Re: what exactly do anthropologists do?
Todd Michel McComb (firstname.lastname@example.org)
29 Jun 1995 14:30:29 -0700
In article <3suv7kINNkub@hpsdlmc1.sdd.hp.com>,
Gerold Firl <email@example.com> wrote:
>"*Go places*"? I'm not sure what you mean by this.
Your subsequent description was good enough for these purposes.
>The reason I find a term like "ideological warfare" inappropriate for the
>description of current culture exchange between the west and the rest is
>because of the unusual extent to which the west has voluntarily abjured the
>traditional rights of conquest. The only precedent I can recall was the
>conversion and enlightenment of ashoka the great, in india, around 250 ad.
>After conquering most of india, amid the usual bloodshed and strife, ashoka
>was overcome with remorse and converted to buddhism, triggering a brief
>florescence of indian unity. A similar enlightenment was re-enacted
>following western global conquest.
I agree that blanket terms like "ideological warfare" are not useful.
However, I think you understate the relationship of the current
economic situation to this catch-phrase. Economic *competition* is
a term I often see; I think you can see that competition and warfare
have similar loci, and I don't think that dismissing this connection
out-of-hand is appropriate.
Further, a case can be made (and indeed it is an open topic in many
circles) that the shift to "economic competition" (in its current
guise) from "traditional rights of conquest" was marked by practicality
as much as anything, and -- in effect -- involved no abjuration.
I think that these are the sorts of issues that should be discussed
if you are to claim to discuss the situation objectively, regardless
of where the balance ultimately lies.
>Mainstream western culture explicitly recognizes the right, and
>indeed the value, of all groups maintaining their local identity.
Again, I find that statement a little hard to believe.
>Many people prefer nikes and jeans to bare feet and legs. It's easier on
>the feet, and your legs don't get scratched so much. What sort of
>documentation do you require? This isn't rocket science.

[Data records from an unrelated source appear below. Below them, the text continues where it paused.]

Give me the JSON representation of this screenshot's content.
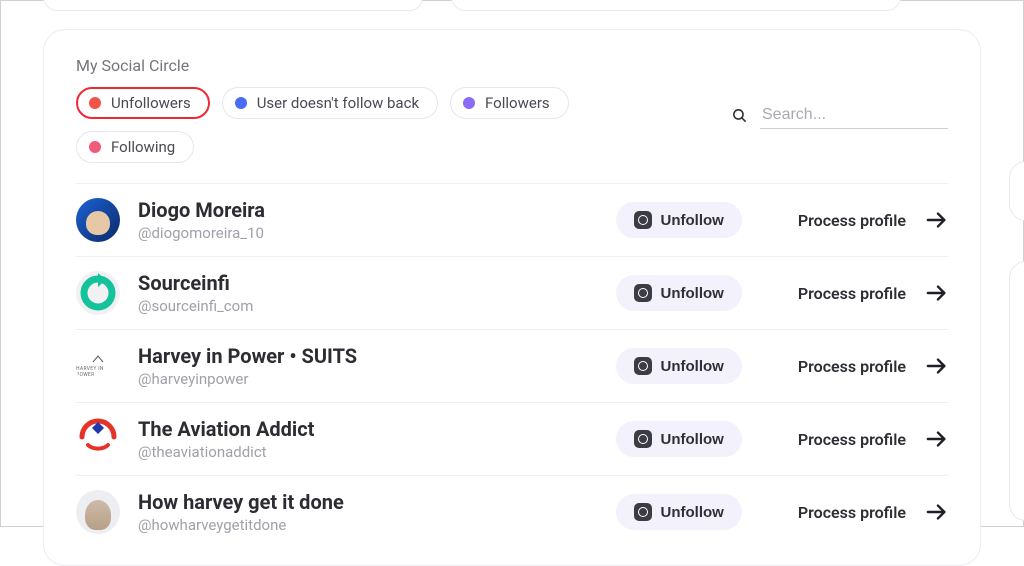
{
  "colors": {
    "red": "#f15449",
    "blue": "#4a6cf5",
    "purple": "#8a6cf5",
    "pink": "#f05b7a"
  },
  "header": {
    "title": "My Social Circle"
  },
  "tabs": [
    {
      "id": "unfollowers",
      "label": "Unfollowers",
      "dot": "red",
      "selected": true
    },
    {
      "id": "no-followback",
      "label": "User doesn't follow back",
      "dot": "blue",
      "selected": false
    },
    {
      "id": "followers",
      "label": "Followers",
      "dot": "purple",
      "selected": false
    },
    {
      "id": "following",
      "label": "Following",
      "dot": "pink",
      "selected": false
    }
  ],
  "search": {
    "placeholder": "Search..."
  },
  "action_labels": {
    "unfollow": "Unfollow",
    "process": "Process profile"
  },
  "users": [
    {
      "name": "Diogo Moreira",
      "handle": "@diogomoreira_10"
    },
    {
      "name": "Sourceinfi",
      "handle": "@sourceinfi_com"
    },
    {
      "name": "Harvey in Power • SUITS",
      "handle": "@harveyinpower"
    },
    {
      "name": "The Aviation Addict",
      "handle": "@theaviationaddict"
    },
    {
      "name": "How harvey get it done",
      "handle": "@howharveygetitdone"
    }
  ]
}
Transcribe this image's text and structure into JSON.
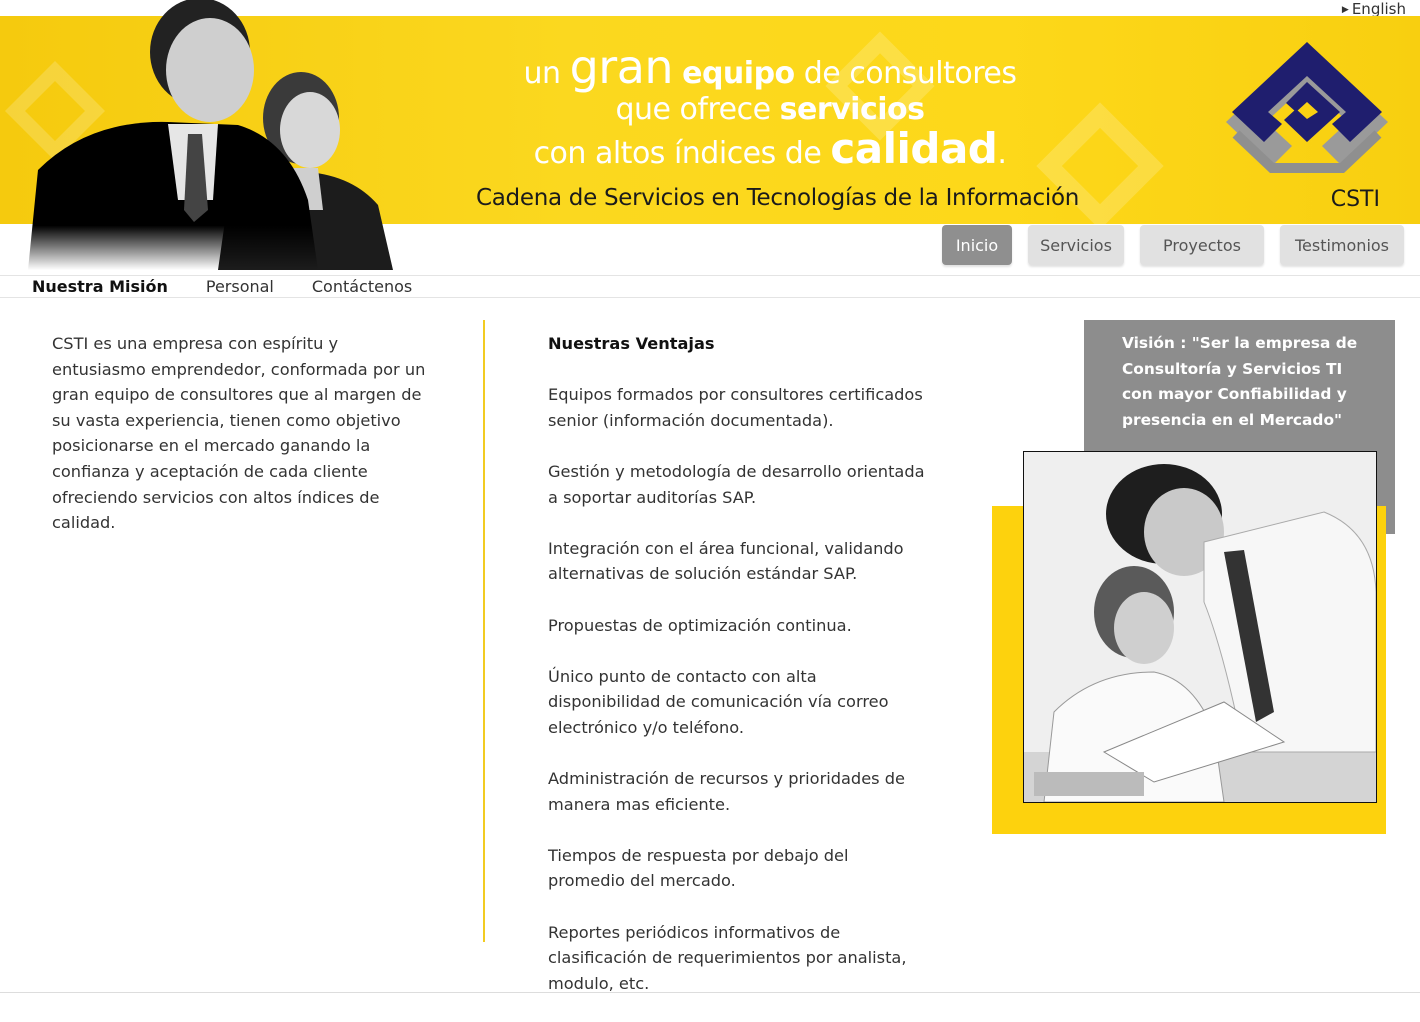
{
  "language_link": "English",
  "header": {
    "headline": {
      "line1_pre": "un",
      "line1_big": "gran",
      "line1_bold": "equipo",
      "line1_post": "de consultores",
      "line2_pre": "que ofrece",
      "line2_bold": "servicios",
      "line3_pre": "con altos índices de",
      "line3_big": "calidad",
      "line3_post": "."
    },
    "tagline": "Cadena de Servicios en Tecnologías de la Información",
    "brand": "CSTI"
  },
  "tabs": [
    {
      "label": "Inicio",
      "active": true
    },
    {
      "label": "Servicios",
      "active": false
    },
    {
      "label": "Proyectos",
      "active": false
    },
    {
      "label": "Testimonios",
      "active": false
    }
  ],
  "subnav": [
    {
      "label": "Nuestra Misión",
      "active": true
    },
    {
      "label": "Personal",
      "active": false
    },
    {
      "label": "Contáctenos",
      "active": false
    }
  ],
  "mission_text": "CSTI es una empresa con espíritu y entusiasmo emprendedor, conformada por un gran equipo de consultores que al margen de su vasta experiencia, tienen como objetivo posicionarse en el mercado ganando la confianza y aceptación de cada cliente ofreciendo servicios con altos índices de calidad.",
  "advantages": {
    "title": "Nuestras Ventajas",
    "items": [
      " Equipos formados por consultores certificados senior (información documentada).",
      " Gestión  y metodología de desarrollo orientada a soportar auditorías SAP.",
      " Integración con el área funcional, validando alternativas de solución estándar SAP.",
      " Propuestas de optimización continua.",
      " Único punto de contacto con alta disponibilidad de comunicación vía correo electrónico y/o teléfono.",
      "Administración de recursos y prioridades de manera mas eficiente.",
      " Tiempos de respuesta por debajo del promedio del mercado.",
      " Reportes periódicos informativos de clasificación de requerimientos por analista, modulo, etc."
    ]
  },
  "vision": {
    "label": "Visión",
    "text": " : \"Ser la empresa de Consultoría y Servicios TI con mayor Confiabilidad y presencia en el Mercado\""
  },
  "colors": {
    "brand_yellow": "#fdd20d",
    "tab_active": "#8f8f8f",
    "tab_inactive": "#e1e1e1",
    "vision_gray": "#8d8d8d"
  }
}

How about some discussion of the _other options_? I mean, people didn't
all go around with bare legs and feet before there were nikes and jeans,
now did they?
>You may have a different threshold, but at some point, you will prefer
>motorized transport to shanks mare. If not, then you are a very unusual
If for some reason I wanted to transport a truly large object, that
might be true, but I have never had such a need in my day-to-day
>>>This is physiology, not ideology.
>>Says you. I find the suggestion absurd.
>Really - perhaps you could explain why. It is a physiological fact that
>humans have a limited ability to carry heavy loads over long distances.
>Surely you are aware of this, since you prefer not to use vehicular aids.
Let us not forget that you claimed that "most people" want to use
a motorized vehicle to carry loads "much in excess of 5kgs" for
reasons of physiology rather than ideology. Let me note that this
is the approximate weight of a gallon of milk.
Do you believe it is a physical hardship for "most people" to carry
(let's say) 2 gallons of milk home from the corner store (posited
as, say, 2kms away)? I find the suggestion absurd.
You have also totally neglected to mention intermediate solutions:
carts, etc. For instance, I cart my two-year-old boy over distances
of much more then 2kms and find it not a hardship at all. I even
carry my infant daughter, plus other cargo, at the same time.
>My point being that regardless of ideology or cultural background, the
>technology of the west is valuable to people, and they are willing to make
>an effort to acquire it. If that means moving to the city and getting a job
>in an assembly line, they will do it. Millions have done so.
Exactly how are you using the word "ideology"? I guess I am unclear
I would like to know how the purported desire to avoid more than the
slightest physical exertion (apparently only in certain contexts at
that) is unrelated to ideology.
But, yes, I agree that millions have done what you say. I also claim
that your causal analysis is simplistic in the extreme.
>If it comes from outside the
>tribe, then it is viewed as an attack;
Do you have any particular reason for making such bold generalizations
on complex phenomena?
>You've stated that you find my POV absurd, and complained about my lack of
>documentation; I'd like to invite you to propose an alternative, and while
>I don't demand any documentation, I'd like to see some rational arguments
>to back up your position. "Says you" just isn't a very convincing counter,
>as far as I'm concerned.
First, I am not trying to make claims about why people do what they do.
I tend to find such things objectionable on principle, especially when
presented in short sentences without the slightest qualifier. Maybe
that is fine in everyday speech, but it seems totally inappropriate to
I do not find your POV "absurd" per se, since many people no doubt
agree with you. What always irritates me is the way you make these
claims in sweeping terms while pretending to speak objectively.
These issues are very complex, and I simply do not appreciate your
bald assertions. Perhaps that is a flaw in my own character.